Yemeğin kalanını yan taraftaki kadınların gülme sesi eşliğinde bitirdik. Hep birlikte kalkıp odalara hazırlanmaya gecicektik artık. Bir iki adım atmıştık ki bı kadın sesi duyuldu.
Ama ne ses cırtlak bildiğiniz ya.
Arkamdan gelen yüzbaşıyla ayni anda arkaya dönünce o sinir bozucu olan kadınlardan birinin yüzünde aptal bir sırıtışla bize doğru geldi. Bana gelmediği kesindi zaten de inat değil miyim kalicam orda. Kadın yanımıza gelip yüzbaşıya sarhoş sarhoş bakmaya başlayınca benim sinir katsayıları iyice zıplamaya başladı ama sakinliğimi korumaya çalışıyordum.
"E şey pardon ehe. Ben şey diyecektim size yana sana" deyip çok şükür konuşunca Barlasa geldiğini net bir şekilde ortaya koydu. Sonra bakışları bana dönünce gitmem gerekiyordu. Otoriter bir ses tonuyla "Geç kalmayın." Diyerek önüme döndüm ve yürümeye devam ettim. Az ilerde bizi bekleyen timi ve ekibi görünce yanlarına durdum. Yaren yanıma gelip "Ne diyo o yelloz." dedi. Bir insana ısınamadığını ancak bu şekilde gösterebilirdi.

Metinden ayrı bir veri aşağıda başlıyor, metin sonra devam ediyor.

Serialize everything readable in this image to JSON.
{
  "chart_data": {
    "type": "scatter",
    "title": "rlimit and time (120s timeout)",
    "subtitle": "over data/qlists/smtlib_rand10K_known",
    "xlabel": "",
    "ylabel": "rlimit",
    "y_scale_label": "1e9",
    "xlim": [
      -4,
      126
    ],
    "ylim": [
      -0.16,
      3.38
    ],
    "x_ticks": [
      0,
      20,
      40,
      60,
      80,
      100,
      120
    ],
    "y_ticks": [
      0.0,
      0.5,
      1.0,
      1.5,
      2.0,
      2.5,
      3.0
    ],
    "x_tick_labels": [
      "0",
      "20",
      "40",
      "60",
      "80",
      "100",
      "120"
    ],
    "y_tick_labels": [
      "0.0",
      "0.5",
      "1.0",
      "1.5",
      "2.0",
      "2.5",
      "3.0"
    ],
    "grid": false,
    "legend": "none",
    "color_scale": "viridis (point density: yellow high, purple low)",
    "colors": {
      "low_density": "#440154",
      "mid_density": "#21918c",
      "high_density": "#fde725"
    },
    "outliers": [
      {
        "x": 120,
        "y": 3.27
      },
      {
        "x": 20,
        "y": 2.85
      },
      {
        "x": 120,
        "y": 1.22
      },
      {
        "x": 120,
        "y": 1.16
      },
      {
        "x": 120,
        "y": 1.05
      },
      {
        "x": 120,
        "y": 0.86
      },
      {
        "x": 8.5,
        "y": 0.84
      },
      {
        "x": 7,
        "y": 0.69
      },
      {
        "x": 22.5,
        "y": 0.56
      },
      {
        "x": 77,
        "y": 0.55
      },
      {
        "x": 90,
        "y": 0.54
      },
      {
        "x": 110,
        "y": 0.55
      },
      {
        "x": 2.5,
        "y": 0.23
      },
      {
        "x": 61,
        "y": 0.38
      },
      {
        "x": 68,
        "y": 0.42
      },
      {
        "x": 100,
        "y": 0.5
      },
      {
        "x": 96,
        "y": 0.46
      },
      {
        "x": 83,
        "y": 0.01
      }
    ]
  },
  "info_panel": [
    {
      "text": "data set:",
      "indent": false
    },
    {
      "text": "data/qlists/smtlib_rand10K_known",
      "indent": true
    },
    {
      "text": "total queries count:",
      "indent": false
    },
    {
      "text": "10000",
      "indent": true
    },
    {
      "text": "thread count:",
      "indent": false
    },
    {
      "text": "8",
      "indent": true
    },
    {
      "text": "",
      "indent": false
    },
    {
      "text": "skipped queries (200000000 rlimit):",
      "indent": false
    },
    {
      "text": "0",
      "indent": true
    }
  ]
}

"Bilmiyorum ve umursamıyorum. Sende takma"
Arkama bile bakmadan odaya çıktım. Beni hayat hep kırmıştı zaten alışıktım bunlara. Tek yüzümü güldüren şey askerliği kazanıp MIT ajanı olabileceğimi öğrendiğim gündü. Tek başarım da o. Askerlik... Herkesin olmak istediği ama sadece kaderinde yazanların geldiği bir mertebe.

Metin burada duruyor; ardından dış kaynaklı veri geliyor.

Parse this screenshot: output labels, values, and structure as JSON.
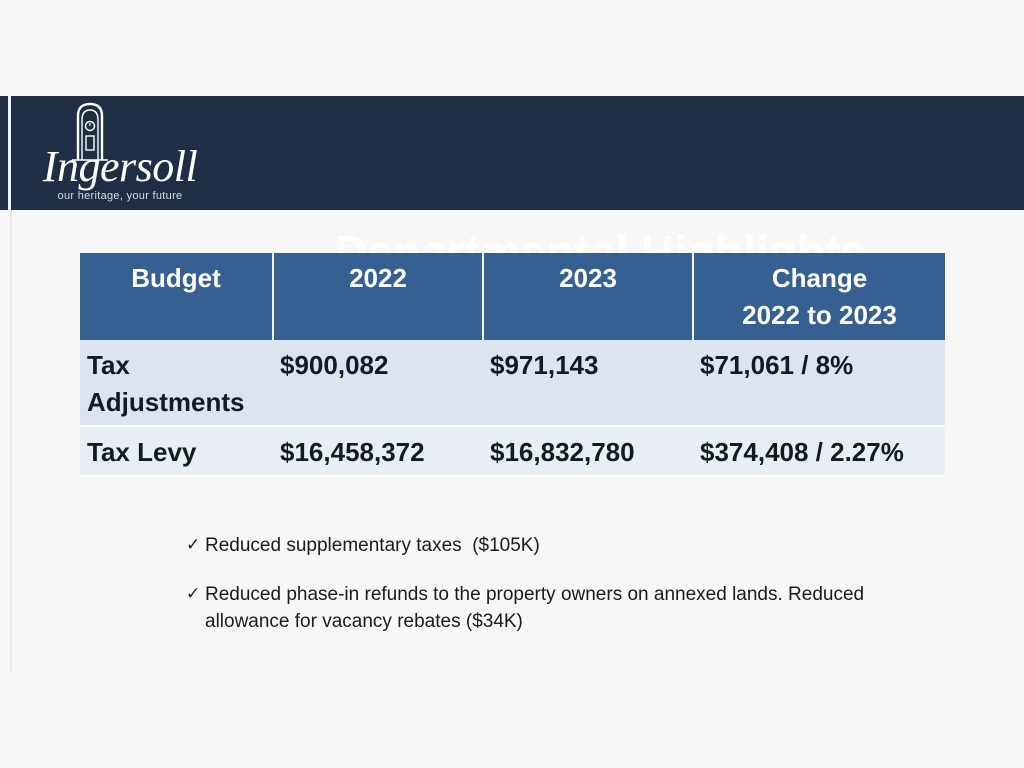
{
  "header": {
    "title": "Departmental Highlights",
    "logo": {
      "wordmark": "Ingersoll",
      "tagline": "our heritage, your future",
      "icon": "clock-tower-icon",
      "color": "#ffffff"
    },
    "background": "#1f2e44"
  },
  "table": {
    "header_color": "#376092",
    "columns": [
      "Budget",
      "2022",
      "2023",
      "Change\n2022 to 2023"
    ],
    "rows": [
      {
        "label": "Tax Adjustments",
        "y2022": "$900,082",
        "y2023": "$971,143",
        "change": "$71,061 / 8%"
      },
      {
        "label": "Tax Levy",
        "y2022": "$16,458,372",
        "y2023": "$16,832,780",
        "change": "$374,408 / 2.27%"
      }
    ]
  },
  "bullets": [
    {
      "icon": "checkmark-icon",
      "text": "Reduced supplementary taxes  ($105K)"
    },
    {
      "icon": "checkmark-icon",
      "text": "Reduced phase-in refunds to the property owners on annexed lands. Reduced allowance for vacancy rebates ($34K)"
    }
  ]
}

Kafam allak bullak saçımı yapmaya çalışıyorum. Yaren yan tarafimda makyajını yapıyor. İpek diğer tarafımda saçlarını sıkı topuz yapmakla meşguldü. Bende salaş duran bir topuz yapacaktım. Yani umarım.
artık nasıl görünüyorsam Yaren söylene söylene gelip ellerimi saçlarımdan çekti. Bir şarkı mırıldanarak saçlarıma şekil vermeye başladı.
İpek kıyafetini giymiş karşımızdaki bize gösteriyordu. ilk zamanlar biraz cekinsede şu an gayet iyi anlasiyorduk. Benim saçım sonunda bitmişti dudaklarıma kırmızı rujumu sürüyordum.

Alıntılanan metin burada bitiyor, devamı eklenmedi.